我想把它转换成 Dataframe .我试过这样

>>> spark.createDataFrame(frequencyDenseVectors, ['rawfeatures']).collect()

它给出了这样的错误
Traceback (most recent call last):
File "<stdin>", line 1, in <module>
File "/opt/BIG-DATA/spark-2.0.0-bin-hadoop2.7/python/pyspark/sql/session.py", line 520, in createDataFrame
rdd, schema = self._createFromRDD(data.map(prepare), schema, samplingRatio)
File "/opt/BIG-DATA/spark-2.0.0-bin-hadoop2.7/python/pyspark/sql/session.py", line 360, in _createFromRDD
struct = self._inferSchema(rdd, samplingRatio)
File "/opt/BIG-DATA/spark-2.0.0-bin-hadoop2.7/python/pyspark/sql/session.py", line 340, in _inferSchema
schema = _infer_schema(first)
File "/opt/BIG-DATA/spark-2.0.0-bin-hadoop2.7/python/pyspark/sql/types.py", line 991, in _infer_schema
fields = [StructField(k, _infer_type(v), True) for k, v in items]
File "/opt/BIG-DATA/spark-2.0.0-bin-hadoop2.7/python/pyspark/sql/types.py", line 968, in _infer_type
raise TypeError("not supported type: %s" % type(obj))
TypeError: not supported type: <type 'numpy.ndarray'>

旧解决方案
frequencyVectors.map(lambda vector: DenseVector(vector.toArray()))

编辑 1 - 代码可重现
from pyspark import SparkConf, SparkContext
from pyspark.sql import SQLContext, Row
from pyspark.sql.functions import split

from pyspark.ml.feature import CountVectorizer
from pyspark.mllib.clustering import LDA, LDAModel
from pyspark.mllib.linalg import Vectors
from pyspark.ml.feature import HashingTF, IDF, Tokenizer
from pyspark.mllib.linalg import SparseVector, DenseVector

sqlContext = SQLContext(sparkContext=spark.sparkContext, sparkSession=spark)
sc.setLogLevel('ERROR')

sentenceData = spark.createDataFrame([
(0, "Hi I heard about Spark"),
(0, "I wish Java could use case classes"),
(1, "Logistic regression models are neat")
], ["label", "sentence"])
sentenceData = sentenceData.withColumn("sentence", split("sentence", "\s+"))
sentenceData.show()

vectorizer = CountVectorizer(inputCol="sentence", outputCol="rawfeatures").fit(sentenceData)
countVectors = vectorizer.transform(sentenceData).select("label", "rawfeatures")

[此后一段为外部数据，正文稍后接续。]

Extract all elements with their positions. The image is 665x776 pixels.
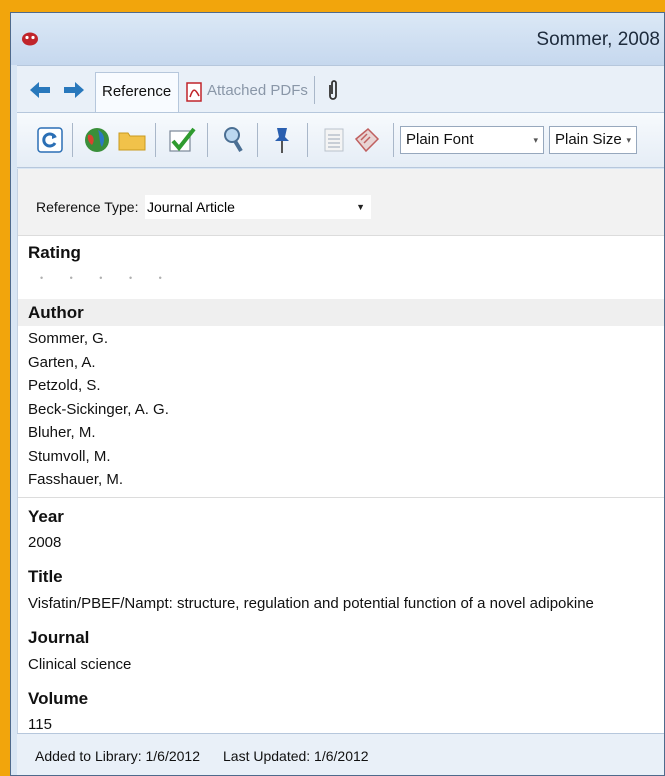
list-icon[interactable] — [319, 125, 349, 155]
chevron-down-icon: ▼ — [356, 202, 365, 212]
reference-panel: Reference Type: Journal Article ▼ Rating… — [17, 169, 664, 733]
app-icon — [22, 32, 38, 46]
volume-field[interactable]: 115 — [28, 716, 52, 733]
added-to-library: Added to Library: 1/6/2012 — [35, 748, 201, 764]
journal-field[interactable]: Clinical science — [28, 656, 131, 673]
toolbar: Plain Font ▾ Plain Size ▾ B — [17, 113, 664, 168]
paperclip-icon[interactable] — [326, 78, 340, 102]
tab-reference[interactable]: Reference — [95, 72, 180, 112]
reference-window: Sommer, 2008 Reference Attached PDFs Pla… — [10, 12, 665, 776]
toolbar-separator — [155, 123, 156, 157]
tab-separator — [314, 76, 315, 104]
year-label: Year — [28, 507, 64, 526]
refresh-icon[interactable] — [35, 125, 65, 155]
author-entry: Petzold, S. — [28, 377, 101, 394]
pushpin-icon[interactable] — [267, 125, 297, 155]
author-entry: Fasshauer, M. — [28, 471, 124, 488]
author-label: Author — [28, 303, 84, 322]
font-select[interactable]: Plain Font ▾ — [400, 126, 544, 154]
volume-label: Volume — [28, 689, 89, 708]
tab-bar: Reference Attached PDFs — [17, 65, 664, 113]
title-label: Title — [28, 567, 63, 586]
author-entry: Garten, A. — [28, 353, 96, 371]
reference-type-select[interactable]: Journal Article ▼ — [145, 195, 371, 219]
status-bar: Added to Library: 1/6/2012 Last Updated:… — [17, 733, 664, 775]
back-arrow-icon[interactable] — [29, 80, 51, 100]
find-icon[interactable] — [219, 125, 249, 155]
toolbar-separator — [307, 123, 308, 157]
size-select-value: Plain Size — [555, 131, 622, 148]
pdf-icon — [186, 82, 202, 102]
author-entry: Sommer, G. — [28, 330, 109, 347]
author-header — [18, 299, 664, 326]
chevron-down-icon: ▾ — [533, 135, 538, 145]
reference-type-label: Reference Type: — [36, 199, 139, 215]
stamp-icon[interactable] — [352, 125, 382, 155]
globe-icon[interactable] — [82, 125, 112, 155]
size-select[interactable]: Plain Size ▾ — [549, 126, 637, 154]
reference-type-value: Journal Article — [147, 199, 235, 215]
folder-icon[interactable] — [117, 125, 147, 155]
toolbar-separator — [207, 123, 208, 157]
reference-type-row: Reference Type: Journal Article ▼ — [18, 169, 664, 236]
author-entry: Beck-Sickinger, A. G. — [28, 400, 169, 418]
journal-label: Journal — [28, 628, 90, 647]
title-bar: Sommer, 2008 — [11, 13, 664, 65]
rating-stars[interactable]: • • • • • — [40, 273, 174, 283]
tab-attached-pdfs-label: Attached PDFs — [207, 82, 308, 99]
title-field[interactable]: Visfatin/PBEF/Nampt: structure, regulati… — [28, 595, 594, 612]
window-title: Sommer, 2008 — [536, 29, 660, 50]
checkmark-icon[interactable] — [167, 125, 197, 155]
toolbar-separator — [393, 123, 394, 157]
author-entry: Bluher, M. — [28, 424, 96, 441]
tab-attached-pdfs[interactable]: Attached PDFs — [180, 72, 310, 112]
year-field[interactable]: 2008 — [28, 534, 61, 551]
forward-arrow-icon[interactable] — [63, 80, 85, 100]
field-divider — [18, 497, 664, 498]
author-field[interactable]: Sommer, G. Garten, A. Petzold, S. Beck-S… — [28, 327, 169, 492]
rating-label: Rating — [28, 243, 81, 262]
last-updated: Last Updated: 1/6/2012 — [223, 748, 369, 764]
toolbar-separator — [72, 123, 73, 157]
chevron-down-icon: ▾ — [626, 135, 631, 145]
toolbar-separator — [257, 123, 258, 157]
tab-reference-label: Reference — [102, 83, 172, 100]
font-select-value: Plain Font — [406, 131, 474, 148]
author-entry: Stumvoll, M. — [28, 447, 111, 465]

idf = IDF(inputCol="rawfeatures", outputCol="features")
idfModel = idf.fit(countVectors)
tfidf = idfModel.transform(countVectors).select("label", "features")
frequencyDenseVectors = tfidf.rdd.map(lambda vector: [vector[0],DenseVector(vector[1].toArray())])
frequencyDenseVectors.map(lambda x: (x, )).toDF(["rawfeatures"])

最佳答案

您无法转换 RDD[Vector]直接地。它应该映射到 RDD可以解释为 structs 的对象数,例如 RDD[Tuple[Vector]] :

frequencyDenseVectors.map(lambda x: (x, )).toDF(["rawfeatures"])

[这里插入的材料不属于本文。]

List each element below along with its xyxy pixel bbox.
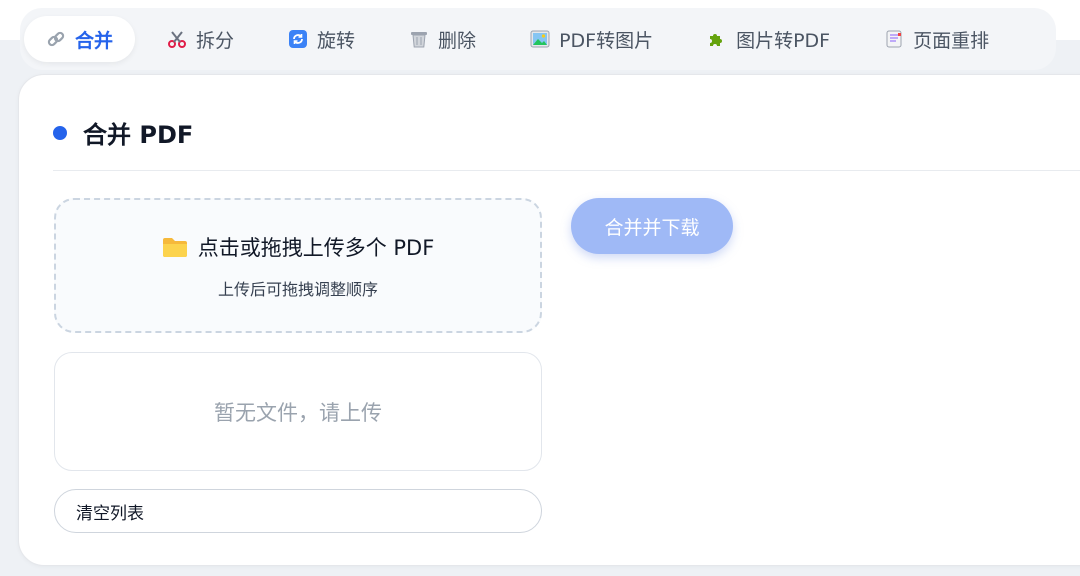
trash-icon — [411, 32, 428, 48]
scissors-icon — [168, 31, 187, 48]
rotate-icon — [289, 30, 308, 48]
merge-card: 合并 PDF 点击或拖拽上传多个 PDF 上传后可拖拽调整顺序 暂无文件，请上传… — [18, 74, 1080, 566]
divider — [53, 170, 1080, 171]
link-icon — [47, 31, 65, 47]
tab-label: 图片转PDF — [736, 29, 831, 52]
merge-download-button[interactable]: 合并并下载 — [571, 198, 733, 254]
tab-label: 合并 — [75, 29, 114, 52]
clear-list-button[interactable]: 清空列表 — [54, 489, 542, 533]
page-title: 合并 PDF — [83, 121, 194, 149]
folder-icon — [162, 237, 187, 257]
puzzle-icon — [710, 34, 723, 46]
upload-title-row: 点击或拖拽上传多个 PDF — [162, 232, 435, 262]
tab-label: 页面重排 — [913, 29, 990, 52]
tab-label: PDF转图片 — [559, 29, 654, 52]
tab-label: 旋转 — [317, 29, 356, 52]
tab-label: 拆分 — [196, 29, 235, 52]
tab-image-to-pdf[interactable]: 图片转PDF — [685, 16, 852, 62]
page-icon — [886, 30, 902, 48]
picture-icon — [530, 30, 550, 48]
file-list: 暂无文件，请上传 — [54, 352, 542, 471]
tab-merge[interactable]: 合并 — [24, 16, 136, 62]
tab-pdf-to-image[interactable]: PDF转图片 — [508, 16, 675, 62]
upload-title: 点击或拖拽上传多个 PDF — [197, 235, 435, 260]
empty-state-text: 暂无文件，请上传 — [214, 400, 382, 425]
upload-dropzone[interactable]: 点击或拖拽上传多个 PDF 上传后可拖拽调整顺序 — [54, 198, 542, 333]
tab-delete[interactable]: 删除 — [387, 16, 498, 62]
tab-label: 删除 — [438, 29, 477, 52]
upload-hint: 上传后可拖拽调整顺序 — [217, 279, 378, 299]
tab-split[interactable]: 拆分 — [145, 16, 256, 62]
tab-reorder-pages[interactable]: 页面重排 — [862, 16, 1011, 62]
card-header: 合并 PDF — [53, 115, 193, 150]
title-dot-icon — [53, 125, 67, 140]
tab-rotate[interactable]: 旋转 — [266, 16, 377, 62]
tool-tabs: 合并 拆分 旋转 删除 PDF转图片 图片转PDF 页面重排 — [20, 8, 1056, 70]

否则 Spark 将尝试转换对象 __dict__并创建使用不受支持的 NumPy 数组作为字段。

from pyspark.ml.linalg import DenseVector  
from pyspark.sql.types import _infer_schema

v = DenseVector([1, 2, 3])
_infer_schema(v)

TypeError                                 Traceback (most recent call last)
...
TypeError: not supported type: <class 'numpy.ndarray'>

对比

_infer_schema((v, ))

StructType(List(StructField(_1,VectorUDT,true)))

备注 :
  • 在 Spark 2.0 中,您必须使用正确的本地类型:
  • pyspark.ml.linalg工作时DataFrame基于 pyspark.ml API。
  • pyspark.mllib.linalg工作时RDD基于 pyspark.mllib API。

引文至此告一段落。